Open source Markdown editor for macOS.
https://macdown.uranusjr.com/
9.45k stars 1.09k forks source link

Can't open UTF-16 files with BOM #523

Open Jmuccigr opened 8 years ago

Jmuccigr commented 8 years ago

Working with a new iPad and an app that defaults to saving files as UTF-16. MacDown wouldn't open one of these files, so I played around a little with the various UTF formats using BBEdit to create and save them. Here's what I found out:

MacDown can open (as reported by the bash file command):

Can't open:

In other words, it looks like the presence of a BOM prevents MacDown from opening a UTF-16 file.

This seems like a bug.

PS MacDown seems to strip the BOM when saving UTF-8 files that have them. It also seems to mess up UTF-16 files when saving them, at least when looked at with BBEdit or pico.

JanX2 commented 8 years ago

@Jmuccigr UTF-8 is the canonical encoding for Markdown. While IMHO this should be resolved, please also tell the app developer to fix their app. :)

Jmuccigr commented 8 years ago

Well, the other app is for generic text files, so I'll cut them some slack. :-) That said, I agree with you. UTF-8 is just a better choice.

For MacDown, really I don't mind if it converts everything to UTF-8 w/o BOM, but I think it should be able to open UTF-16 files and save them correctly, if it's not converting them.

Jmuccigr commented 8 years ago

Any thoughts on this, @uranusjr?

uranusjr commented 8 years ago

There are a lot of internals assuming UTF-8, and supporting UTF-16 for all of them could take a lot of work. But it is not impossible, and a good editor should support multiple encodings anyway.

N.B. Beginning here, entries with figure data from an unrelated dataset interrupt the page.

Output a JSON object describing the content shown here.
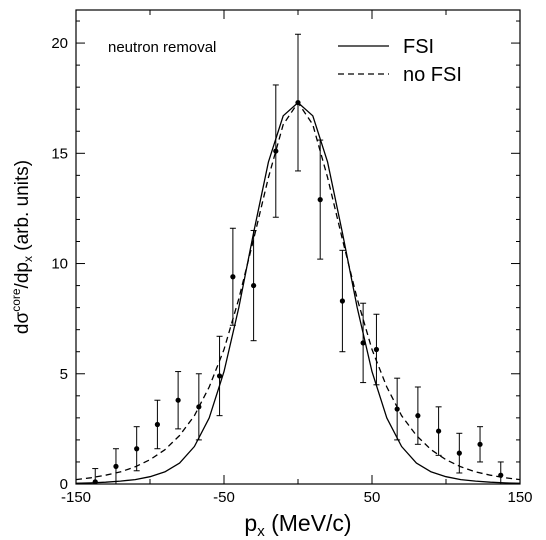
{
  "chart_data": {
    "type": "scatter",
    "annotation": "neutron removal",
    "xlabel": {
      "main": "p",
      "sub": "x",
      "rest": " (MeV/c)"
    },
    "ylabel": {
      "a": "dσ",
      "sup": "core",
      "b": "/dp",
      "sub": "x",
      "c": " (arb. units)"
    },
    "xlim": [
      -150,
      150
    ],
    "ylim": [
      0,
      21.5
    ],
    "x_ticks": [
      -150,
      -50,
      50,
      150
    ],
    "x_tick_labels": [
      "-150",
      "-50",
      "50",
      "150"
    ],
    "x_minor_ticks": [
      -100,
      0,
      100
    ],
    "y_ticks": [
      0,
      5,
      10,
      15,
      20
    ],
    "y_tick_labels": [
      "0",
      "5",
      "10",
      "15",
      "20"
    ],
    "legend": [
      {
        "label": "FSI",
        "style": "solid"
      },
      {
        "label": "no FSI",
        "style": "dashed"
      }
    ],
    "series": [
      {
        "name": "FSI",
        "style": "solid",
        "x": [
          -150,
          -140,
          -130,
          -120,
          -110,
          -100,
          -90,
          -80,
          -70,
          -60,
          -50,
          -40,
          -30,
          -20,
          -10,
          0,
          10,
          20,
          30,
          40,
          50,
          60,
          70,
          80,
          90,
          100,
          110,
          120,
          130,
          140,
          150
        ],
        "y": [
          0.03,
          0.05,
          0.08,
          0.13,
          0.2,
          0.33,
          0.55,
          0.95,
          1.7,
          3.0,
          5.1,
          8.0,
          11.4,
          14.6,
          16.7,
          17.3,
          16.7,
          14.6,
          11.4,
          8.0,
          5.1,
          3.0,
          1.7,
          0.95,
          0.55,
          0.33,
          0.2,
          0.13,
          0.08,
          0.05,
          0.03
        ]
      },
      {
        "name": "no FSI",
        "style": "dashed",
        "x": [
          -150,
          -140,
          -130,
          -120,
          -110,
          -100,
          -90,
          -80,
          -70,
          -60,
          -50,
          -40,
          -30,
          -20,
          -10,
          0,
          10,
          20,
          30,
          40,
          50,
          60,
          70,
          80,
          90,
          100,
          110,
          120,
          130,
          140,
          150
        ],
        "y": [
          0.2,
          0.28,
          0.4,
          0.55,
          0.78,
          1.1,
          1.55,
          2.2,
          3.1,
          4.4,
          6.1,
          8.4,
          11.1,
          13.9,
          16.3,
          17.3,
          16.3,
          13.9,
          11.1,
          8.4,
          6.1,
          4.4,
          3.1,
          2.2,
          1.55,
          1.1,
          0.78,
          0.55,
          0.4,
          0.28,
          0.2
        ]
      },
      {
        "name": "data",
        "style": "points",
        "x": [
          -137,
          -123,
          -109,
          -95,
          -81,
          -67,
          -53,
          -44,
          -30,
          -15,
          0,
          15,
          30,
          44,
          53,
          67,
          81,
          95,
          109,
          123,
          137
        ],
        "y": [
          0.1,
          0.8,
          1.6,
          2.7,
          3.8,
          3.5,
          4.9,
          9.4,
          9.0,
          15.1,
          17.3,
          12.9,
          8.3,
          6.4,
          6.1,
          3.4,
          3.1,
          2.4,
          1.4,
          1.8,
          0.4
        ],
        "err": [
          0.6,
          0.8,
          1.0,
          1.1,
          1.3,
          1.5,
          1.8,
          2.2,
          2.5,
          3.0,
          3.1,
          2.7,
          2.3,
          1.8,
          1.6,
          1.4,
          1.3,
          1.1,
          0.9,
          0.8,
          0.6
        ]
      }
    ]
  }
}
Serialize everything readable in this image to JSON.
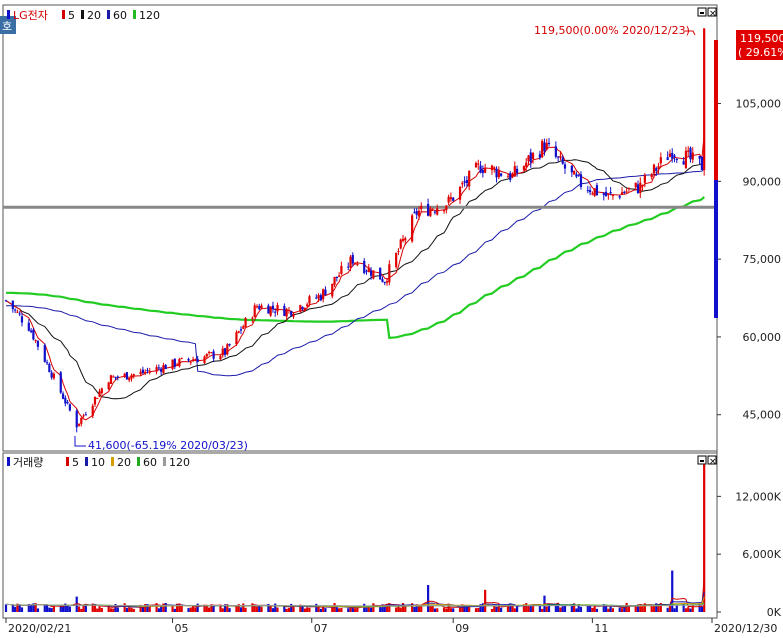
{
  "header": {
    "corner_badge": "호",
    "price_title": "LG전자",
    "price_legend": [
      {
        "label": "5",
        "color": "#d40000"
      },
      {
        "label": "20",
        "color": "#111111"
      },
      {
        "label": "60",
        "color": "#1a1aaa"
      },
      {
        "label": "120",
        "color": "#22bb22"
      }
    ],
    "volume_title": "거래량",
    "volume_legend": [
      {
        "label": "5",
        "color": "#d40000"
      },
      {
        "label": "10",
        "color": "#1a1aaa"
      },
      {
        "label": "20",
        "color": "#d4a000"
      },
      {
        "label": "60",
        "color": "#22aa22"
      },
      {
        "label": "120",
        "color": "#999999"
      }
    ]
  },
  "annotations": {
    "high": "119,500(0.00% 2020/12/23)",
    "low": "41,600(-65.19% 2020/03/23)",
    "last_price": "119,500",
    "last_change": "( 29.61%)"
  },
  "colors": {
    "up": "#e00000",
    "down": "#1010cc",
    "ma5": "#d40000",
    "ma20": "#111111",
    "ma60": "#1a1aaa",
    "ma120": "#22cc22",
    "hline": "#888888"
  },
  "chart_data": [
    {
      "type": "candlestick",
      "title": "LG전자",
      "x_start": "2020/02/21",
      "x_end": "2020/12/30",
      "x_ticks": [
        "2020/02/21",
        "05",
        "07",
        "09",
        "11",
        "2020/12/30"
      ],
      "y_ticks": [
        "45,000",
        "60,000",
        "75,000",
        "90,000",
        "105,000"
      ],
      "ylim": [
        38000,
        124000
      ],
      "reference_line": 85000,
      "anchor_points": [
        {
          "date": "2020/02/21",
          "close": 67000
        },
        {
          "date": "2020/03/02",
          "close": 62000
        },
        {
          "date": "2020/03/12",
          "close": 53000
        },
        {
          "date": "2020/03/23",
          "close": 43000,
          "low": 41600
        },
        {
          "date": "2020/04/06",
          "close": 52000
        },
        {
          "date": "2020/04/20",
          "close": 53000
        },
        {
          "date": "2020/05/06",
          "close": 55000
        },
        {
          "date": "2020/05/27",
          "close": 57000
        },
        {
          "date": "2020/06/10",
          "close": 66000
        },
        {
          "date": "2020/06/24",
          "close": 65000
        },
        {
          "date": "2020/07/08",
          "close": 68000
        },
        {
          "date": "2020/07/22",
          "close": 75000
        },
        {
          "date": "2020/08/05",
          "close": 71000
        },
        {
          "date": "2020/08/19",
          "close": 84000
        },
        {
          "date": "2020/09/02",
          "close": 86000
        },
        {
          "date": "2020/09/16",
          "close": 93000
        },
        {
          "date": "2020/09/30",
          "close": 91000
        },
        {
          "date": "2020/10/14",
          "close": 97000
        },
        {
          "date": "2020/10/28",
          "close": 90000
        },
        {
          "date": "2020/11/11",
          "close": 87000
        },
        {
          "date": "2020/11/25",
          "close": 89000
        },
        {
          "date": "2020/12/09",
          "close": 96000
        },
        {
          "date": "2020/12/22",
          "close": 93000
        },
        {
          "date": "2020/12/23",
          "close": 119500,
          "high": 119500
        }
      ],
      "series": [
        {
          "name": "5"
        },
        {
          "name": "20"
        },
        {
          "name": "60"
        },
        {
          "name": "120"
        }
      ]
    },
    {
      "type": "bar",
      "title": "거래량",
      "y_ticks": [
        "0K",
        "6,000K",
        "12,000K"
      ],
      "ylim": [
        0,
        16500
      ],
      "typical_volume_k": 700,
      "spikes": [
        {
          "date": "2020/03/23",
          "volume_k": 1600
        },
        {
          "date": "2020/08/24",
          "volume_k": 2800
        },
        {
          "date": "2020/09/18",
          "volume_k": 2300
        },
        {
          "date": "2020/10/14",
          "volume_k": 1700
        },
        {
          "date": "2020/12/09",
          "volume_k": 4300
        },
        {
          "date": "2020/12/23",
          "volume_k": 15500
        }
      ],
      "series": [
        {
          "name": "5"
        },
        {
          "name": "10"
        },
        {
          "name": "20"
        },
        {
          "name": "60"
        },
        {
          "name": "120"
        }
      ]
    }
  ]
}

The main problem (functionality-wise) would be to pick an encoding to use when a file is opened. Objective-C lacks a native encoding-detection API prior to 10.10[1], and baking one on our own would probably be too much work. Would it be OK if we just always assume UTF-8 when opening a file, and offer a “Reload with Encoding” option after the file is opened?

[1] https://developer.apple.com/library/mac/documentation/Cocoa/Reference/Foundation/Classes/NSString_Class/index.html#//apple_ref/occ/clm/NSString/stringEncodingForData:encodingOptions:convertedString:usedLossyConversion:

Jmuccigr commented 8 years ago

Again, I don't mind if MacDown converts to UTF-8, so long as it opens the UTF-16 file.

JanX2 commented 8 years ago

@uranusjr This is the encoding detection I have been using for years: https://github.com/JanX2/UniversalDetector It is excellent. The only thing it has problems with is detecting Mac Roman. Luckily, I have never seen a Markdown file using that encoding. ;)

uranusjr commented 8 years ago

@JanX2 Wow that’s cool. I’ve always known about UniversalDetector and its C++ ports, but wasn’t aware of such a ready-made framework. This will make things easy. I’ll probably put together something in the coming week.